È libera di vendere centinaia di siti e reperti archeologici, anche del 2000 a.C. È libera di aver perso i suoi 14 aeroporti principali, ceduti alla tedesca Fraport. È libera di non tagliare le pensioni più delle 13 volte già state necessarie. Libera di non mandare a casa più delle 200mila persone che hanno già perso tutto in questi 8 anni, solo nel settore pubblico. È libera di aver tagliato del 73% l’assistenza sanitaria a mamme e neonati, o del 50% l’assistenza per salute mentale, o gli stessi stipendi in sanità. È libera di vedere aumentati del 40% i suicidi nell’arco di 5 anni, soprattutto quelli a sfondo economico, per non parlare delle migliaia di persone morte nello stesso arco di tempo per infezioni da scarsa igiene negli ospedali, o per HIV, TBC e uso di droghe, fuori da lì. È libera, la Grecia, di pagare sempre meno e far lavorare sempre più i sempre più ridotti docenti ancora dotati di occupazione, così com’è libera di potersi permettere sempre meno farmaci antitumorali da offrire ai pazienti bisognosi, o di pagare le loro cure, se terminali. È libera di veder sfrattare sempre più persone che siano incapaci di pagare l’affitto. È libera di vantare numeri di persone che vadano oltre le 200mila, solo negli ultimi 2 anni, le quali abbiano rinunciato a eredità spettanti loro perché impossibilitate a pagarne le tasse. È libera di detenere una media mensile nazionale di stipendi che si aggiri sotto i 400 euro.
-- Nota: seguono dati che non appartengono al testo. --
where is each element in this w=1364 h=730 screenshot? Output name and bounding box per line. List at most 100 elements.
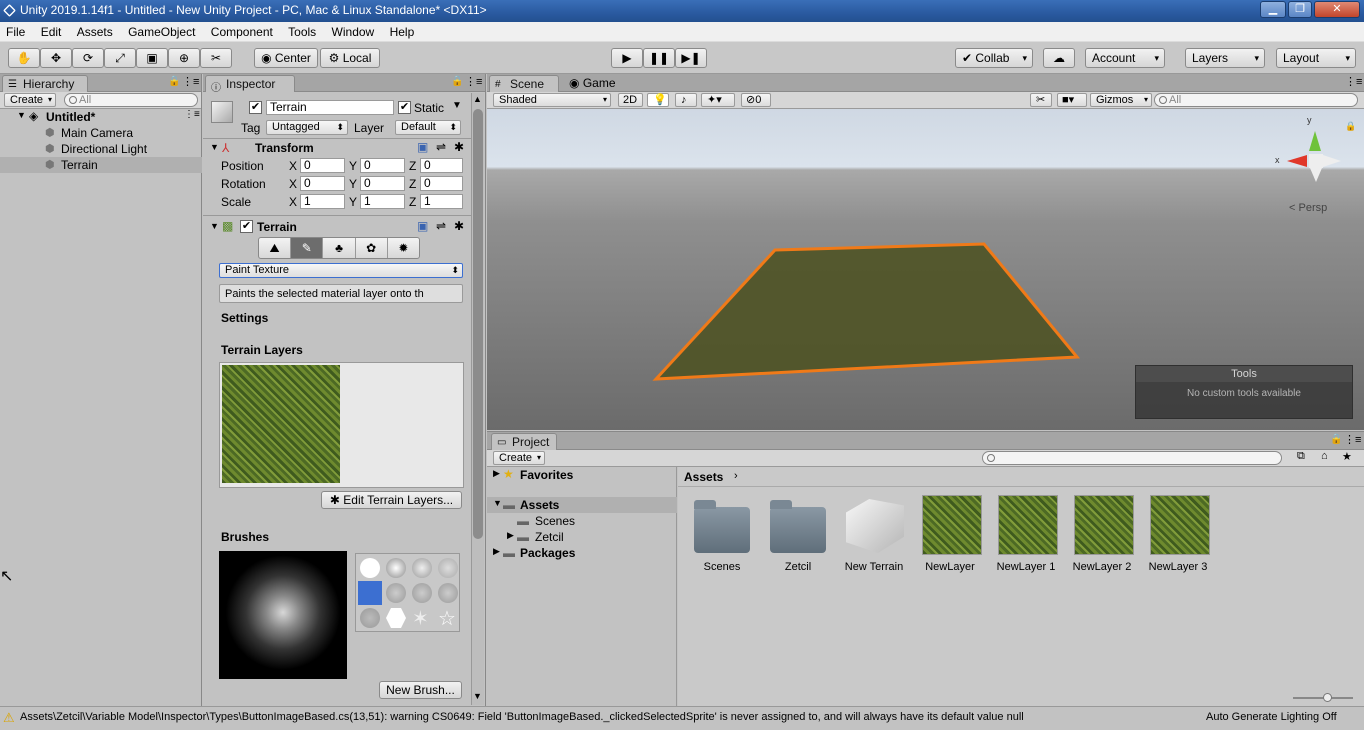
scale-y-field[interactable]: 1	[360, 194, 405, 209]
paint-brush-icon[interactable]: ✎	[291, 238, 324, 258]
gear-icon[interactable]: ✱	[454, 140, 464, 154]
tools-toggle-icon[interactable]: ✂	[1030, 93, 1052, 107]
asset-item[interactable]: NewLayer 3	[1140, 495, 1216, 575]
tab-project[interactable]: ▭ Project	[491, 433, 557, 450]
asset-item[interactable]: NewLayer 1	[988, 495, 1064, 575]
lock-icon[interactable]: 🔒	[451, 76, 463, 87]
brush-option[interactable]	[360, 558, 380, 578]
close-button[interactable]: ✕	[1314, 1, 1360, 18]
brush-option[interactable]	[386, 558, 406, 578]
step-button[interactable]: ▶❚	[675, 48, 707, 68]
panel-menu-icon[interactable]: ⋮≡	[1344, 433, 1361, 446]
position-x-field[interactable]: 0	[300, 158, 345, 173]
inspector-scrollbar[interactable]: ▲ ▼	[471, 93, 484, 705]
x-axis-cone-icon[interactable]	[1287, 155, 1307, 167]
center-cube-icon[interactable]	[1309, 154, 1323, 168]
camera-dropdown-icon[interactable]: ■▾	[1057, 93, 1087, 107]
scroll-up-icon[interactable]: ▲	[473, 94, 482, 104]
help-icon[interactable]: ▣	[417, 219, 428, 233]
expand-arrow-icon[interactable]: ▶	[493, 468, 500, 479]
rotation-y-field[interactable]: 0	[360, 176, 405, 191]
tab-inspector[interactable]: ⓘ Inspector	[205, 75, 295, 94]
effects-dropdown-icon[interactable]: ✦▾	[701, 93, 735, 107]
menu-file[interactable]: File	[0, 22, 31, 39]
brush-option[interactable]	[412, 583, 432, 603]
expand-arrow-icon[interactable]: ▼	[493, 498, 502, 508]
tab-hierarchy[interactable]: ☰ Hierarchy	[2, 75, 88, 92]
orientation-gizmo[interactable]: y x	[1275, 115, 1341, 189]
rotate-tool-icon[interactable]: ⟳	[72, 48, 104, 68]
gizmo-lock-icon[interactable]: 🔒	[1345, 121, 1356, 132]
menu-tools[interactable]: Tools	[282, 22, 322, 39]
presets-icon[interactable]: ⇌	[436, 140, 446, 154]
scene-viewport[interactable]: y x 🔒 < Persp Tools No custom tools avai…	[487, 109, 1364, 430]
rotation-x-field[interactable]: 0	[300, 176, 345, 191]
persp-label[interactable]: < Persp	[1289, 202, 1327, 214]
menu-gameobject[interactable]: GameObject	[122, 22, 201, 39]
panel-menu-icon[interactable]: ⋮≡	[1345, 75, 1362, 88]
y-axis-cone-icon[interactable]	[1309, 131, 1321, 151]
tree-item-packages[interactable]: ▶ ▬ Packages	[487, 545, 677, 561]
tree-item-scenes[interactable]: ▬ Scenes	[487, 513, 677, 529]
terrain-settings-icon[interactable]: ✹	[388, 238, 419, 258]
scale-x-field[interactable]: 1	[300, 194, 345, 209]
brush-option[interactable]	[386, 583, 406, 603]
layers-dropdown[interactable]: Layers	[1185, 48, 1265, 68]
foldout-arrow-icon[interactable]: ▼	[210, 142, 219, 152]
foldout-arrow-icon[interactable]: ▼	[210, 221, 219, 231]
tree-item-assets-selected[interactable]: ▼ ▬ Assets	[487, 497, 677, 513]
expand-arrow-icon[interactable]: ▶	[507, 530, 514, 541]
asset-item[interactable]: New Terrain	[836, 495, 912, 575]
lighting-toggle-icon[interactable]: 💡	[647, 93, 669, 107]
position-y-field[interactable]: 0	[360, 158, 405, 173]
raise-terrain-icon[interactable]: ⛰	[259, 238, 292, 258]
asset-item[interactable]: NewLayer 2	[1064, 495, 1140, 575]
account-dropdown[interactable]: Account	[1085, 48, 1165, 68]
hierarchy-search-input[interactable]: All	[64, 93, 198, 107]
rotation-z-field[interactable]: 0	[420, 176, 463, 191]
tab-scene[interactable]: # Scene	[489, 75, 559, 92]
scroll-down-icon[interactable]: ▼	[473, 691, 482, 701]
hierarchy-item[interactable]: ⬢ Directional Light	[0, 141, 202, 157]
expand-arrow-icon[interactable]: ▶	[493, 546, 500, 557]
transform-tool-icon[interactable]: ⊕	[168, 48, 200, 68]
audio-toggle-icon[interactable]: ♪	[675, 93, 697, 107]
tree-item-favorites[interactable]: ▶ ★ Favorites	[487, 467, 677, 483]
expand-arrow-icon[interactable]: ▼	[17, 110, 26, 120]
gear-icon[interactable]: ✱	[454, 219, 464, 233]
hand-tool-icon[interactable]: ✋	[8, 48, 40, 68]
breadcrumb-assets[interactable]: Assets	[684, 470, 723, 484]
layer-dropdown[interactable]: Default	[395, 120, 461, 135]
brush-option[interactable]: ☆	[438, 606, 456, 631]
brush-option[interactable]	[438, 583, 458, 603]
cloud-button[interactable]: ☁	[1043, 48, 1075, 68]
filter-type-icon[interactable]: ⧉	[1297, 450, 1305, 463]
asset-item[interactable]: NewLayer	[912, 495, 988, 575]
menu-assets[interactable]: Assets	[71, 22, 119, 39]
filter-label-icon[interactable]: ⌂	[1321, 450, 1328, 462]
neg-y-cone-icon[interactable]	[1310, 168, 1322, 182]
tag-dropdown[interactable]: Untagged	[266, 120, 348, 135]
collab-dropdown[interactable]: ✔ Collab	[955, 48, 1033, 68]
pivot-space-button[interactable]: ⚙ Local	[320, 48, 380, 68]
scrollbar-thumb[interactable]	[473, 109, 483, 539]
terrain-tool-dropdown[interactable]: Paint Texture	[219, 263, 463, 278]
scale-tool-icon[interactable]: ⤢	[104, 48, 136, 68]
lock-icon[interactable]: 🔒	[1330, 434, 1342, 445]
lock-icon[interactable]: 🔒	[168, 76, 180, 87]
hierarchy-item-selected[interactable]: ⬢ Terrain	[0, 157, 202, 173]
hidden-objects-toggle[interactable]: ⊘0	[741, 93, 771, 107]
menu-window[interactable]: Window	[326, 22, 381, 39]
brush-option-selected[interactable]	[358, 581, 382, 605]
z-axis-cone-icon[interactable]	[1323, 155, 1341, 167]
help-icon[interactable]: ▣	[417, 140, 428, 154]
scene-menu-icon[interactable]: ⋮≡	[184, 109, 200, 120]
position-z-field[interactable]: 0	[420, 158, 463, 173]
hierarchy-create-dropdown[interactable]: Create ▾	[4, 93, 56, 107]
paint-trees-icon[interactable]: ♣	[323, 238, 356, 258]
paint-details-icon[interactable]: ✿	[356, 238, 388, 258]
terrain-enabled-checkbox[interactable]: ✔	[240, 220, 253, 233]
menu-help[interactable]: Help	[384, 22, 421, 39]
menu-edit[interactable]: Edit	[35, 22, 68, 39]
scene-row[interactable]: ▼ ◈ Untitled* ⋮≡	[0, 109, 202, 125]
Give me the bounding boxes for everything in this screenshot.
Questa è la libertà dei liberismi odierni, questa è la libertà del grande progetto Europa! Questo è l’esempio di grandezza lodato e decantato da professionisti del calibro di Moscovici, Gentiloni, Monti, Merkel, Hollande, Obama e molti altri. Questo è il modello di Stato che UE e Fondo Monetario Internazionale sognano d’esportare in ogni Paese del sud Europa. Questo è ciò che vorrebbero diventasse l’Italia. Ma nel gelido sorger del sole dopo la più tetra delle notti, nel rischiarare i raggi le magre carcasse di un popolo, l’ellenico, ridotto alle ossa, una nazione si prepara a lottare senza più riserve contro questa atroce tirannia. Quella nazione è la nostra, e credetemi, se questa guerra era partita quasi in sordina, da buoni amatori quali da sempre noi siamo, si farà via via più intensa, fino al punto di non ritorno. Fino a che la bestia non sia schiacciata. Fino a che giustizia non venga fatta. Anche per la Grecia dei popoli.